Son shouts from his desk.
“I’ve only been on my laptop for a few minutes!” The rings under his eyes tell me something different.
“How much more time do you want to spend on it?” I ask.
“I don’t know.”
“Okay. ‘I don’t know’ tells me you want to turn it off now. So that’s what we’re going to do.”
You’d think I cut off his oxygen supply from the Space Shuttle as he floats weightlessly through cyberspace. But a few minutes of stretching and walking around the apartment bring him back to life. Real life. The one without a mouse, sound card or clickable links.
Living in Freiburg where the sun shines virtually every day, it is hard to argue with my kid to go outside “on a day like this.”
“Mom, every day is like this,” he mumbles, flicking off another video game soldier from the battlefield that is his screen. He says it with a mix of pride and practiced boredom. He is twelve, after all.
Or my teenage daughter, who visited last weekend. She wanted to chill out. So she grabbed her laptop and watched YouTube video games for the final two hours of her visit.

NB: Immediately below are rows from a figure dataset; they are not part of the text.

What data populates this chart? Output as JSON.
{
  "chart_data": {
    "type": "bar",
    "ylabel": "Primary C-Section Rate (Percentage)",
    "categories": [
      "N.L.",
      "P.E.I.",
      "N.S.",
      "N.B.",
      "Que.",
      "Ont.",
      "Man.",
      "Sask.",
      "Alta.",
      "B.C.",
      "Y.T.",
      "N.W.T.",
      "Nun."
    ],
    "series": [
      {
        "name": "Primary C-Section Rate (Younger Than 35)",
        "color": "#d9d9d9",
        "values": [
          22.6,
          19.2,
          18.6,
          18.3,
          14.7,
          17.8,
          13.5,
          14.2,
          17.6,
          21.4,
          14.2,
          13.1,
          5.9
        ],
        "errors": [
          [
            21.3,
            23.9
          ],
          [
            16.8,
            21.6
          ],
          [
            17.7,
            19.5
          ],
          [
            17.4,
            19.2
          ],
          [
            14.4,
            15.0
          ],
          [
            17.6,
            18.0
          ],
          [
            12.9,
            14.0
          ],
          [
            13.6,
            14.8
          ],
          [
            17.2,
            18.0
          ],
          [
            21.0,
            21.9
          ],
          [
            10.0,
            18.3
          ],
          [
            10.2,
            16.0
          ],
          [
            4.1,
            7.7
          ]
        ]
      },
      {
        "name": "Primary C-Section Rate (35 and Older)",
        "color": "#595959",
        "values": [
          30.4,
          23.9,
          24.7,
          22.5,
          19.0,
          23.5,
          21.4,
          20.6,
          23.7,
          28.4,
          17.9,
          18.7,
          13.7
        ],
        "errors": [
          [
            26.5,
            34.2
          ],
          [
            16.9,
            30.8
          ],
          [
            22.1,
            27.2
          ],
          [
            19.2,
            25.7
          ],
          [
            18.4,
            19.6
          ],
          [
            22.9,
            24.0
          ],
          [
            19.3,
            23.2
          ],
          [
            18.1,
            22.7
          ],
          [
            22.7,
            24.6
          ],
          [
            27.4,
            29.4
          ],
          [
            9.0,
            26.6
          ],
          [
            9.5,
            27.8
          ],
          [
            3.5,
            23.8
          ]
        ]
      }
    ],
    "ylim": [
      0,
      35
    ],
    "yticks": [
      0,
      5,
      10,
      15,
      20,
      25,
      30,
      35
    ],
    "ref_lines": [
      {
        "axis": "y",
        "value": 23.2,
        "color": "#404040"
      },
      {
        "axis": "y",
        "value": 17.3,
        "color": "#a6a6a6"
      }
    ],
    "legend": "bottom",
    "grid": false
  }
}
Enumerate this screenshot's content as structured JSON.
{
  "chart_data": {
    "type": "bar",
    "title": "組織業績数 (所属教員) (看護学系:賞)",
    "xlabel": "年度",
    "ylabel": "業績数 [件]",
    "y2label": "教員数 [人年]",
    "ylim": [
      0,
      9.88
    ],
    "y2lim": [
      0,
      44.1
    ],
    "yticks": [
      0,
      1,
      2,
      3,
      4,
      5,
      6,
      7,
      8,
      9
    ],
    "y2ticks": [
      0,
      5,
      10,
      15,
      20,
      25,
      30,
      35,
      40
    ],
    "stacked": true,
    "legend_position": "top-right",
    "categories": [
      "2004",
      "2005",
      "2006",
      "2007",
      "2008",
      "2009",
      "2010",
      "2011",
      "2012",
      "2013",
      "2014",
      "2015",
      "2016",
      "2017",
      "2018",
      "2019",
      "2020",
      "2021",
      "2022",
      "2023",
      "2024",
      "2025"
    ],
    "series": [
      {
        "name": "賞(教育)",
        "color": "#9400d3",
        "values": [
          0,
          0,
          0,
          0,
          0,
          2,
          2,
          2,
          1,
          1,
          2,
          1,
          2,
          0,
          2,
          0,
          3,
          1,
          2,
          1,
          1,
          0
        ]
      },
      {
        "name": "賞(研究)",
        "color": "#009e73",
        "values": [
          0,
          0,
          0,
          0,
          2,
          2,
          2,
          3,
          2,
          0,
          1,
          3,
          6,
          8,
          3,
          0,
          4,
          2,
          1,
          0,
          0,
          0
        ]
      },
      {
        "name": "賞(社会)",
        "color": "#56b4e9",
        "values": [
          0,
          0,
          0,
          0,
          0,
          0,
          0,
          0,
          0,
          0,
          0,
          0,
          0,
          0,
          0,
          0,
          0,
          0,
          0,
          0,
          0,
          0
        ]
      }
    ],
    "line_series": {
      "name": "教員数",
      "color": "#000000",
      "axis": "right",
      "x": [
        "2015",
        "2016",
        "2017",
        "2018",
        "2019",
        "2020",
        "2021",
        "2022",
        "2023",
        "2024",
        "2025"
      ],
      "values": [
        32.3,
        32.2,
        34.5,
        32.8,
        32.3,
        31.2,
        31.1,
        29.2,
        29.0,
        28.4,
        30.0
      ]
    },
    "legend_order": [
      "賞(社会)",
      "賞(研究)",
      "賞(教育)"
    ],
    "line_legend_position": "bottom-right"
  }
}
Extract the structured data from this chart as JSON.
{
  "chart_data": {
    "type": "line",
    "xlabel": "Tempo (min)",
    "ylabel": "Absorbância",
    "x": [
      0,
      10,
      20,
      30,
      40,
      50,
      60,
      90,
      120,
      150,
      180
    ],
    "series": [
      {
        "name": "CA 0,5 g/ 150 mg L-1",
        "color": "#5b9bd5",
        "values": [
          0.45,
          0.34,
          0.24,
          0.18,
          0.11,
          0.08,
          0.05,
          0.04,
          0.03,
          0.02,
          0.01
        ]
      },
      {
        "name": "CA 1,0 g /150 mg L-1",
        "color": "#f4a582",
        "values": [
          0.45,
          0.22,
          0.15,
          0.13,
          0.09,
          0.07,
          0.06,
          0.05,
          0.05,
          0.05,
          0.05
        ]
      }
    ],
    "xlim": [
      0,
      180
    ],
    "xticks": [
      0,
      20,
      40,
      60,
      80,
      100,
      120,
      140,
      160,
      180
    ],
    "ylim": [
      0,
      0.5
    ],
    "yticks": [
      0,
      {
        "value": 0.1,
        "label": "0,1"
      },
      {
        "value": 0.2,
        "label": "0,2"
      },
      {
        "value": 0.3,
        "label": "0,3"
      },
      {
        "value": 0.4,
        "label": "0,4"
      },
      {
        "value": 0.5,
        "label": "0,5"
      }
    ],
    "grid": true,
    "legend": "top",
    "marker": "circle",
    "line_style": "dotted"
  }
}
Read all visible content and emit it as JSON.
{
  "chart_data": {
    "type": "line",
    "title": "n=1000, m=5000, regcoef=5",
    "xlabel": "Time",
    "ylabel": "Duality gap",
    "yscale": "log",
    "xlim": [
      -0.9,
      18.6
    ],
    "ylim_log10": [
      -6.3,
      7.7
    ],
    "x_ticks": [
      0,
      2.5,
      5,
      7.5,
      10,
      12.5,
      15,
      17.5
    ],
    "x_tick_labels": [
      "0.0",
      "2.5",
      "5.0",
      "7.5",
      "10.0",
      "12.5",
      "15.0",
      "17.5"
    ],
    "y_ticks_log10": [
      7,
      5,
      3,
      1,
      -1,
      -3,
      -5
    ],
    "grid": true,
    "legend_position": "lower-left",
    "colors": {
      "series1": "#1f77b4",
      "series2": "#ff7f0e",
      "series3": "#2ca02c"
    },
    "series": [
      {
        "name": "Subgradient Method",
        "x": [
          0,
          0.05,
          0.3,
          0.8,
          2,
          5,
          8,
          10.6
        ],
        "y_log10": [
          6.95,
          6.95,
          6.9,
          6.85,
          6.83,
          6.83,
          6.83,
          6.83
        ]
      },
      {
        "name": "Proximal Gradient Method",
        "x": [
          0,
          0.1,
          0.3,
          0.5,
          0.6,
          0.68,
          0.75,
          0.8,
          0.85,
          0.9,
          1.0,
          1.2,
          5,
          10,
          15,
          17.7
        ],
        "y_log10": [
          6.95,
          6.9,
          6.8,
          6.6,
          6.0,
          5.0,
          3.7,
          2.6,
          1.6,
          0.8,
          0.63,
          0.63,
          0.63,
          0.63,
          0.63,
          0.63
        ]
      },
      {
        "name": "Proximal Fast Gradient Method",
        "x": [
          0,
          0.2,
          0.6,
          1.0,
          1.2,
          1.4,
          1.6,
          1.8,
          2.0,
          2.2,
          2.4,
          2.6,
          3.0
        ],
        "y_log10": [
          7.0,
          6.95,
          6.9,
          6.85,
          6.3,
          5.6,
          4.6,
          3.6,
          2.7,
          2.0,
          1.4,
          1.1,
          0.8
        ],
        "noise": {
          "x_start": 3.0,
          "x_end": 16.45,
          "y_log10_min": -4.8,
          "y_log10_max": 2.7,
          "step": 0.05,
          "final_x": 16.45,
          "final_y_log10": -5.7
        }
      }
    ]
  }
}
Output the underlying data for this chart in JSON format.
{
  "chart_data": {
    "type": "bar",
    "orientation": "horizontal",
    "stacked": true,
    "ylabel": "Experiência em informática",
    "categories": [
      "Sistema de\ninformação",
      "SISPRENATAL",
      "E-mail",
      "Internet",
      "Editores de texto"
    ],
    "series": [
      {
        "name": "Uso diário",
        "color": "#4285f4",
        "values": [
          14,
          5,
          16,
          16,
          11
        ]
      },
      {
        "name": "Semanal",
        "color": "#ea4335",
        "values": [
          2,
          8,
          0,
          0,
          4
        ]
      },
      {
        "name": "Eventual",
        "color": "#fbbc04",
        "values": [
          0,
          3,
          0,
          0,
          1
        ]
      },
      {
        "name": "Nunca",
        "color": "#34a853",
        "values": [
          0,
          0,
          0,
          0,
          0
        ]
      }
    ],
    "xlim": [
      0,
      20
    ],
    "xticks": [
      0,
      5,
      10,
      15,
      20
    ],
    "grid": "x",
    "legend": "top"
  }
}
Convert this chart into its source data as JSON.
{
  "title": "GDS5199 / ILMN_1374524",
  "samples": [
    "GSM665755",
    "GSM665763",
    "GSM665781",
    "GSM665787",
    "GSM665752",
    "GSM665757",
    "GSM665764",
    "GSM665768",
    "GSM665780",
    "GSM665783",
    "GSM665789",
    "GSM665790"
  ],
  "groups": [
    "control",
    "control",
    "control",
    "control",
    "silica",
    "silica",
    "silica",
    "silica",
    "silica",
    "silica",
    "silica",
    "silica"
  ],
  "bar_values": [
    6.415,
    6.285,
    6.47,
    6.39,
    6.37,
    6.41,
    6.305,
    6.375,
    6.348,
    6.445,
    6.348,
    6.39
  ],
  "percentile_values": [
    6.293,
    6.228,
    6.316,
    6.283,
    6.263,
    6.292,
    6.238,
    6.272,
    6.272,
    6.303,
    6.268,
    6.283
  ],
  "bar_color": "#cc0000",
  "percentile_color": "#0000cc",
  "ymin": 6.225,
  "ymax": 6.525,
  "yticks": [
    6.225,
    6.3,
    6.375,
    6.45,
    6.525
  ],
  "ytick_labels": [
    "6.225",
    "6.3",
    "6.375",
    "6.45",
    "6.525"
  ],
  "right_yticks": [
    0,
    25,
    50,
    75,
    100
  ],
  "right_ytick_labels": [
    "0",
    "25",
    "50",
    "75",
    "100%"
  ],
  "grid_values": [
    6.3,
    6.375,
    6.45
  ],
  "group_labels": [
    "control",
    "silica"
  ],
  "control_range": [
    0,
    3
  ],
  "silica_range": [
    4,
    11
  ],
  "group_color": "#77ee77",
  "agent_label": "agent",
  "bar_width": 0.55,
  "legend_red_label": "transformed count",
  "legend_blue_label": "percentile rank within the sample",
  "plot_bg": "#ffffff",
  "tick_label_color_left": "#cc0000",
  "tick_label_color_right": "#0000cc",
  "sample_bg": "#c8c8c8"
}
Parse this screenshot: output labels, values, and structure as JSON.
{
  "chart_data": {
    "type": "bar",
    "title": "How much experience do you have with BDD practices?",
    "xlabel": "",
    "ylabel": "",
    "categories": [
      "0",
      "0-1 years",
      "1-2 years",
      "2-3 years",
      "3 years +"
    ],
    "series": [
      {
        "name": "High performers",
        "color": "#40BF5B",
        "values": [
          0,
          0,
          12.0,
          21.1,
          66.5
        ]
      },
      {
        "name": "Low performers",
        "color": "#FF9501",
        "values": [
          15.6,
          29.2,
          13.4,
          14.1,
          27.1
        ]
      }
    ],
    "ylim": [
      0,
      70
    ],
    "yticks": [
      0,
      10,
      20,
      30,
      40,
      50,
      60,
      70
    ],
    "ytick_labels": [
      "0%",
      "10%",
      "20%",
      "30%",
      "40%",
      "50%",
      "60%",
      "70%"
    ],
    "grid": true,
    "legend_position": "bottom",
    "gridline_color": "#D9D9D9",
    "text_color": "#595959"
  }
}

“You don’t want to bond, play Scrabble and talk about boys?” I asked with a furrowed brow.
“Mom? Can you just — leave?”
At one point I gave in and watched my own livestreamed show on my laptop in my room.
Where are our lives going with all this disconnection?
Like most people, I love the Internet. It actually saved my life by connecting me with people and events that made my world a better place. But too much of a good thing is, well, too much. And I worry that our children will never learn how to maintain eye contact, speak a full sentence or hold a pencil with one hand.
Do I sound dramatic? Well, maybe I do. Some days it feels like an uphill battle, working against an unstoppable stream of information that competes with my children’s attention. All day. Every day. And sometimes into the night.
It’s a brave new world. One in which three-year-olds are encouraged to hone their computer skills. Call me old-fashioned, but I thought learning how to ride a bike would come first.
Slow Childhood ~are you a thing of the past?